The gaunt old man continued to mumble to himself, slumping against the lab table in obvious disorientation. In his mixture of German and English, he repeated ‘Sophie’ over and over.
“Are you all right?” Dylan made a move toward him.
At that, the doctor startled, grabbed his umbrella and stabbed the air in Dylan’s direction. “Who are you? Vhat you doing in my laboratory?”
“We took shelter from the ra-”
The old man thrust the umbrella at Dylan and barely missed stabbing him with the tip. His agitation was plainly written
all over his face.
“Don’t! Put that down!” Dylan shouted, but the doctor poked him in the ribs with the umbrella’s pointy end.
Something had to be done to disarm the lunatic.
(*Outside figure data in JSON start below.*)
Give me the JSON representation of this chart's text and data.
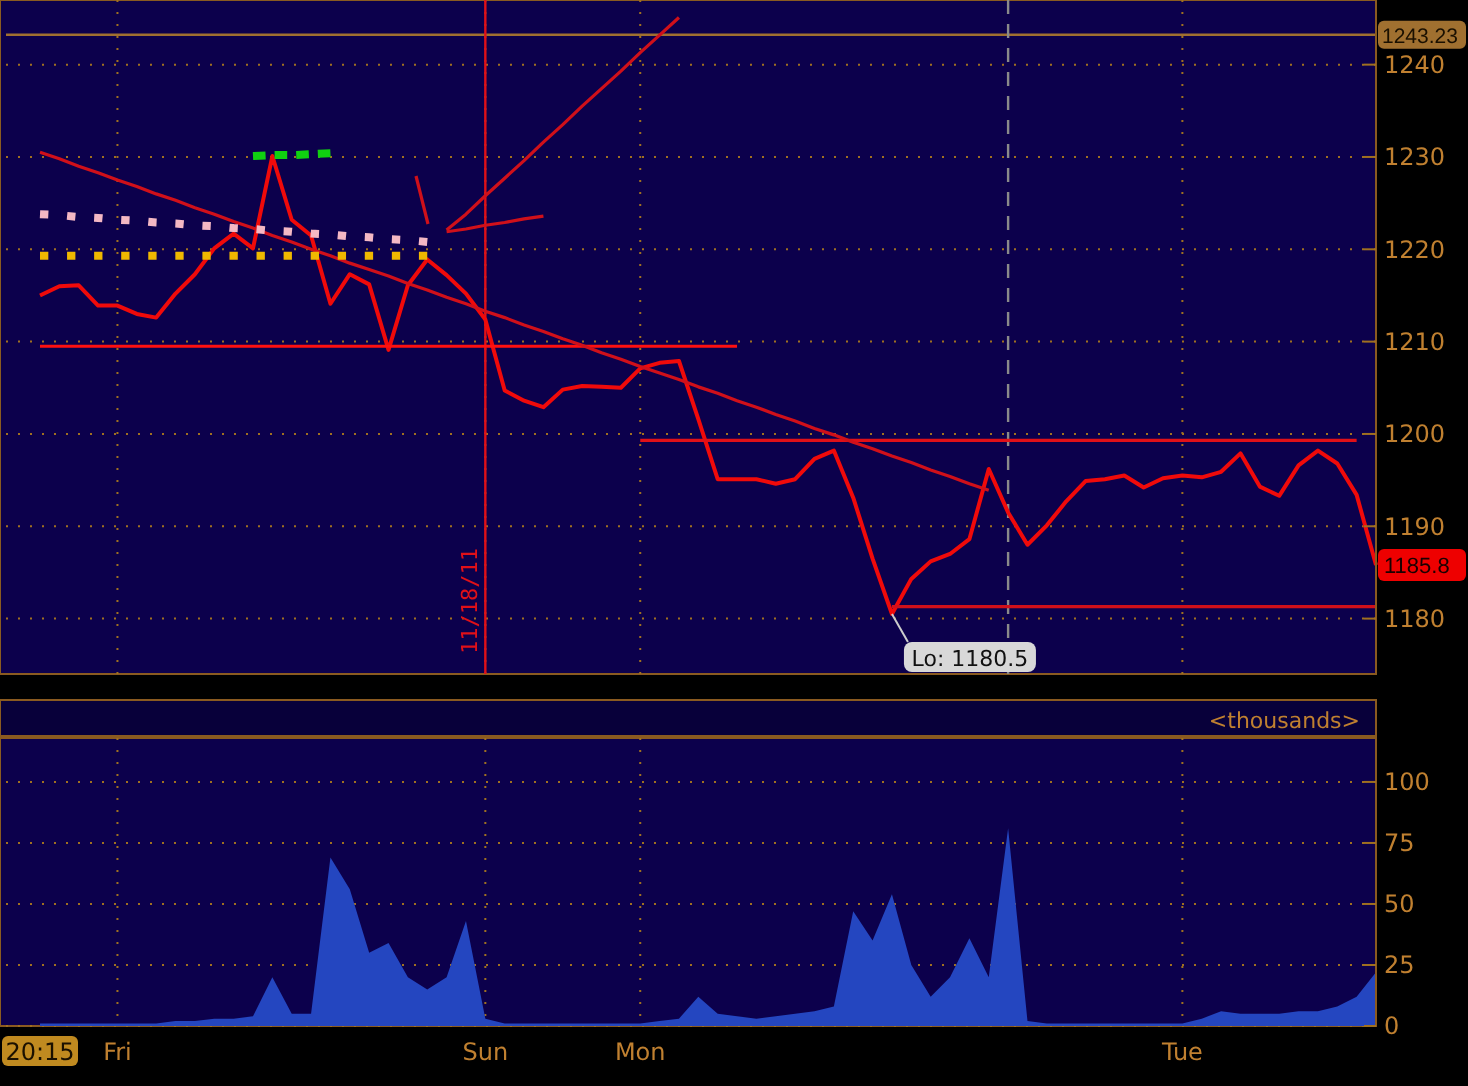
{
  "chart_data": [
    {
      "type": "line",
      "categories": [
        null,
        null,
        null,
        null,
        null,
        null,
        null,
        null,
        null,
        null,
        null,
        null,
        null,
        null,
        null,
        null,
        null,
        null,
        null,
        null,
        null,
        null,
        null,
        null,
        null,
        null,
        null,
        null,
        null,
        null,
        null,
        null,
        null,
        null,
        null,
        null,
        null,
        null,
        null,
        null,
        null,
        null,
        null,
        null,
        null,
        null,
        null,
        null,
        null,
        null,
        null,
        null,
        null,
        null,
        null,
        null,
        null,
        null,
        null,
        null,
        null,
        null,
        null,
        null,
        null,
        null,
        null,
        null,
        null,
        null
      ],
      "ylim": [
        1174,
        1247
      ],
      "yticks": [
        1180,
        1190,
        1200,
        1210,
        1220,
        1230,
        1240
      ],
      "tick_labels": "y",
      "grid": true,
      "series": [
        {
          "color": "#f00a0a",
          "values": [
            1215.0,
            1216.0,
            1216.1,
            1213.9,
            1213.9,
            1213.0,
            1212.6,
            1215.2,
            1217.3,
            1220.1,
            1221.7,
            1220.1,
            1230.1,
            1223.2,
            1221.5,
            1214.1,
            1217.3,
            1216.2,
            1209.1,
            1216.1,
            1218.9,
            1217.2,
            1215.2,
            1212.4,
            1204.7,
            1203.6,
            1202.9,
            1204.8,
            1205.2,
            1205.1,
            1205.0,
            1207.1,
            1207.7,
            1207.9,
            1201.6,
            1195.1,
            1195.1,
            1195.1,
            1194.6,
            1195.1,
            1197.3,
            1198.2,
            1193.1,
            1186.5,
            1180.5,
            1184.3,
            1186.2,
            1187.0,
            1188.6,
            1196.2,
            1191.5,
            1188.0,
            1190.1,
            1192.7,
            1194.9,
            1195.1,
            1195.5,
            1194.2,
            1195.2,
            1195.5,
            1195.3,
            1195.9,
            1197.9,
            1194.3,
            1193.3,
            1196.6,
            1198.2,
            1196.8,
            1193.4,
            1185.8
          ]
        },
        {
          "color": "#ff1010",
          "values": [
            1209.5,
            1209.5,
            1209.5,
            1209.5,
            1209.5,
            1209.5,
            1209.5,
            1209.5,
            1209.5,
            1209.5,
            1209.5,
            1209.5,
            1209.5,
            1209.5,
            1209.5,
            1209.5,
            1209.5,
            1209.5,
            1209.5,
            1209.5,
            1209.5,
            1209.5,
            1209.5,
            1209.5,
            1209.5,
            1209.5,
            1209.5,
            1209.5,
            1209.5,
            1209.5,
            1209.5,
            1209.5,
            1209.5,
            1209.5,
            1209.5,
            1209.5,
            1209.5,
            null,
            null,
            null,
            null,
            null,
            null,
            null,
            null,
            null,
            null,
            null,
            null,
            null,
            null,
            null,
            null,
            null,
            null,
            null,
            null,
            null,
            null,
            null,
            null,
            null,
            null,
            null,
            null,
            null,
            null,
            null,
            null,
            null
          ]
        },
        {
          "color": "#e01018",
          "values": [
            null,
            null,
            null,
            null,
            null,
            null,
            null,
            null,
            null,
            null,
            null,
            null,
            null,
            null,
            null,
            null,
            null,
            null,
            null,
            null,
            null,
            null,
            null,
            null,
            null,
            null,
            null,
            null,
            null,
            null,
            null,
            1199.3,
            1199.3,
            1199.3,
            1199.3,
            1199.3,
            1199.3,
            1199.3,
            1199.3,
            1199.3,
            1199.3,
            1199.3,
            1199.3,
            1199.3,
            1199.3,
            1199.3,
            1199.3,
            1199.3,
            1199.3,
            1199.3,
            1199.3,
            1199.3,
            1199.3,
            1199.3,
            1199.3,
            1199.3,
            1199.3,
            1199.3,
            1199.3,
            1199.3,
            1199.3,
            1199.3,
            1199.3,
            1199.3,
            1199.3,
            1199.3,
            1199.3,
            1199.3,
            1199.3,
            null
          ]
        },
        {
          "color": "#d0101a",
          "values": [
            null,
            null,
            null,
            null,
            null,
            null,
            null,
            null,
            null,
            null,
            null,
            null,
            null,
            null,
            null,
            null,
            null,
            null,
            null,
            null,
            null,
            null,
            null,
            null,
            null,
            null,
            null,
            null,
            null,
            null,
            null,
            null,
            null,
            null,
            null,
            null,
            null,
            null,
            null,
            null,
            null,
            null,
            null,
            null,
            1181.3,
            1181.3,
            1181.3,
            1181.3,
            1181.3,
            1181.3,
            1181.3,
            1181.3,
            1181.3,
            1181.3,
            1181.3,
            1181.3,
            1181.3,
            1181.3,
            1181.3,
            1181.3,
            1181.3,
            1181.3,
            1181.3,
            1181.3,
            1181.3,
            1181.3,
            1181.3,
            1181.3,
            1181.3,
            1181.3
          ]
        },
        {
          "color": "#d0101a",
          "values": [
            1230.5,
            1229.8,
            1229.0,
            1228.3,
            1227.5,
            1226.8,
            1226.0,
            1225.3,
            1224.5,
            1223.8,
            1223.0,
            1222.3,
            1221.5,
            1220.8,
            1220.0,
            1219.3,
            1218.5,
            1217.8,
            1217.1,
            1216.3,
            1215.6,
            1214.8,
            1214.1,
            1213.3,
            1212.6,
            1211.8,
            1211.1,
            1210.3,
            1209.6,
            1208.8,
            1208.1,
            1207.3,
            1206.6,
            1205.9,
            1205.1,
            1204.4,
            1203.6,
            1202.9,
            1202.1,
            1201.4,
            1200.6,
            1199.9,
            1199.1,
            1198.4,
            1197.6,
            1196.9,
            1196.1,
            1195.4,
            1194.6,
            1193.9,
            null,
            null,
            null,
            null,
            null,
            null,
            null,
            null,
            null,
            null,
            null,
            null,
            null,
            null,
            null,
            null,
            null,
            null,
            null,
            null
          ]
        },
        {
          "color": "#d0101a",
          "values": [
            null,
            null,
            null,
            null,
            null,
            null,
            null,
            null,
            null,
            null,
            null,
            null,
            null,
            null,
            null,
            null,
            null,
            null,
            null,
            null,
            null,
            1222.1,
            1223.8,
            1225.8,
            1227.7,
            1229.6,
            1231.6,
            1233.5,
            1235.5,
            1237.4,
            1239.3,
            1241.3,
            1243.2,
            1245.1,
            null,
            null,
            null,
            null,
            null,
            null,
            null,
            null,
            null,
            null,
            null,
            null,
            null,
            null,
            null,
            null,
            null,
            null,
            null,
            null,
            null,
            null,
            null,
            null,
            null,
            null,
            null,
            null,
            null,
            null,
            null,
            null,
            null,
            null,
            null,
            null
          ]
        },
        {
          "color": "#d0101a",
          "values": [
            null,
            null,
            null,
            null,
            null,
            null,
            null,
            null,
            null,
            null,
            null,
            null,
            null,
            null,
            null,
            null,
            null,
            null,
            null,
            null,
            null,
            1221.9,
            1222.2,
            1222.6,
            1222.9,
            1223.3,
            1223.6,
            null,
            null,
            null,
            null,
            null,
            null,
            null,
            null,
            null,
            null,
            null,
            null,
            null,
            null,
            null,
            null,
            null,
            null,
            null,
            null,
            null,
            null,
            null,
            null,
            null,
            null,
            null,
            null,
            null,
            null,
            null,
            null,
            null,
            null,
            null,
            null,
            null,
            null,
            null,
            null,
            null,
            null,
            null
          ]
        },
        {
          "color": "#f4b8c4",
          "line_style": "dotted",
          "values": [
            1223.8,
            1223.7,
            1223.5,
            1223.4,
            1223.2,
            1223.1,
            1222.9,
            1222.8,
            1222.6,
            1222.5,
            1222.3,
            1222.2,
            1222.0,
            1221.9,
            1221.7,
            1221.6,
            1221.4,
            1221.3,
            1221.1,
            1221.0,
            1220.8,
            null,
            null,
            null,
            null,
            null,
            null,
            null,
            null,
            null,
            null,
            null,
            null,
            null,
            null,
            null,
            null,
            null,
            null,
            null,
            null,
            null,
            null,
            null,
            null,
            null,
            null,
            null,
            null,
            null,
            null,
            null,
            null,
            null,
            null,
            null,
            null,
            null,
            null,
            null,
            null,
            null,
            null,
            null,
            null,
            null,
            null,
            null,
            null,
            null
          ]
        },
        {
          "color": "#f0b800",
          "line_style": "dotted",
          "values": [
            1219.3,
            1219.3,
            1219.3,
            1219.3,
            1219.3,
            1219.3,
            1219.3,
            1219.3,
            1219.3,
            1219.3,
            1219.3,
            1219.3,
            1219.3,
            1219.3,
            1219.3,
            1219.3,
            1219.3,
            1219.3,
            1219.3,
            1219.3,
            1219.3,
            null,
            null,
            null,
            null,
            null,
            null,
            null,
            null,
            null,
            null,
            null,
            null,
            null,
            null,
            null,
            null,
            null,
            null,
            null,
            null,
            null,
            null,
            null,
            null,
            null,
            null,
            null,
            null,
            null,
            null,
            null,
            null,
            null,
            null,
            null,
            null,
            null,
            null,
            null,
            null,
            null,
            null,
            null,
            null,
            null,
            null,
            null,
            null,
            null
          ]
        },
        {
          "color": "#10d010",
          "line_style": "dashed",
          "values": [
            null,
            null,
            null,
            null,
            null,
            null,
            null,
            null,
            null,
            null,
            null,
            1230.1,
            1230.2,
            1230.2,
            1230.3,
            1230.4,
            null,
            null,
            null,
            null,
            null,
            null,
            null,
            null,
            null,
            null,
            null,
            null,
            null,
            null,
            null,
            null,
            null,
            null,
            null,
            null,
            null,
            null,
            null,
            null,
            null,
            null,
            null,
            null,
            null,
            null,
            null,
            null,
            null,
            null,
            null,
            null,
            null,
            null,
            null,
            null,
            null,
            null,
            null,
            null,
            null,
            null,
            null,
            null,
            null,
            null,
            null,
            null,
            null,
            null
          ]
        }
      ],
      "ref_lines": [
        {
          "axis": "y",
          "value": 1243.23,
          "label": "1243.23",
          "color": "#a07030"
        }
      ],
      "annotations": [
        {
          "text": "Lo: 1180.5",
          "y": 1180.5
        },
        "11/18/11",
        "1185.8"
      ]
    },
    {
      "type": "area",
      "title": "<thousands>",
      "categories": [
        "20:15",
        null,
        null,
        null,
        "Fri",
        null,
        null,
        null,
        null,
        null,
        null,
        null,
        null,
        null,
        null,
        null,
        null,
        null,
        null,
        null,
        null,
        null,
        null,
        "Sun",
        null,
        null,
        null,
        null,
        null,
        null,
        null,
        "Mon",
        null,
        null,
        null,
        null,
        null,
        null,
        null,
        null,
        null,
        null,
        null,
        null,
        null,
        null,
        null,
        null,
        null,
        null,
        null,
        null,
        null,
        null,
        null,
        null,
        null,
        null,
        null,
        "Tue",
        null,
        null,
        null,
        null,
        null,
        null,
        null,
        null,
        null,
        null
      ],
      "ylim": [
        0,
        118
      ],
      "yticks": [
        0,
        25,
        50,
        75,
        100
      ],
      "grid": true,
      "series": [
        {
          "color": "#2446c0",
          "values": [
            1,
            1,
            1,
            1,
            1,
            1,
            1,
            2,
            2,
            3,
            3,
            4,
            20,
            5,
            5,
            69,
            56,
            30,
            34,
            20,
            15,
            20,
            43,
            3,
            1,
            1,
            1,
            1,
            1,
            1,
            1,
            1,
            2,
            3,
            12,
            5,
            4,
            3,
            4,
            5,
            6,
            8,
            47,
            35,
            54,
            25,
            12,
            20,
            36,
            20,
            81,
            2,
            1,
            1,
            1,
            1,
            1,
            1,
            1,
            1,
            3,
            6,
            5,
            5,
            5,
            6,
            6,
            8,
            12,
            22
          ]
        }
      ]
    }
  ]
}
Before Leah could act, Dylan flashed her a warning look, grabbed the octogenarian’s arm and shook the umbrella loose. It crashed to the floor by his side. While all this was happening, the old man reached behind him with his free hand and grasped one of the syringes.
“No!” Leah shouted as he raised the needle and aimed it at Dylan’s shoulder. On impulse, she flung herself between the two men.
The syringe bit into her skin much like the snake had days before. A disembodied scream filled her head.
Time stopped and her world spun out of focus. Dizziness overcame her and she slumped against the table.
Dylan, pulling the needle from her arm, snapped her back into awareness. The syringe hit the floor, shattered at her feet. Filled with terror, she touched the spot where the needle had entered her upper arm. This time she may have been bitten by a far deadlier poison than the snake’s. Her knees buckled.
Dylan caught her beneath the arms, backed her away from the wild-eyed madman, then stepped in front of her.
“Sophie...” The old man reached toward Leah, but Dylan blocked him.
“Don’t touch her!”
The warning didn’t deter him. He reached toward Leah again. “Sophie. I never to hurt you meant...”
Dylan pushed his hand aside and examined Leah’s arm. Blood trickled from the puncture mark on her right forearm. “I hope this doesn’t hurt, but I have to try and remove as much of the toxin as I can.” Dylan squeezed blood from the wound. To stem the flow, he tore a piece of cloth from his tee shirt and pressed it against the spot. “Hold that here.”
He turned back to the old man. “What was in that needle?”
The frenzied scientist stared wide-eyed at them, but Dylan grabbed his white starched shirt collar with both hands and pulled him nose to nose. “Who are you? And what was in that syringe?”
“Kruger...” the pasty-looking man answered in a shaky voice. “Doctor Heinz Kruger.”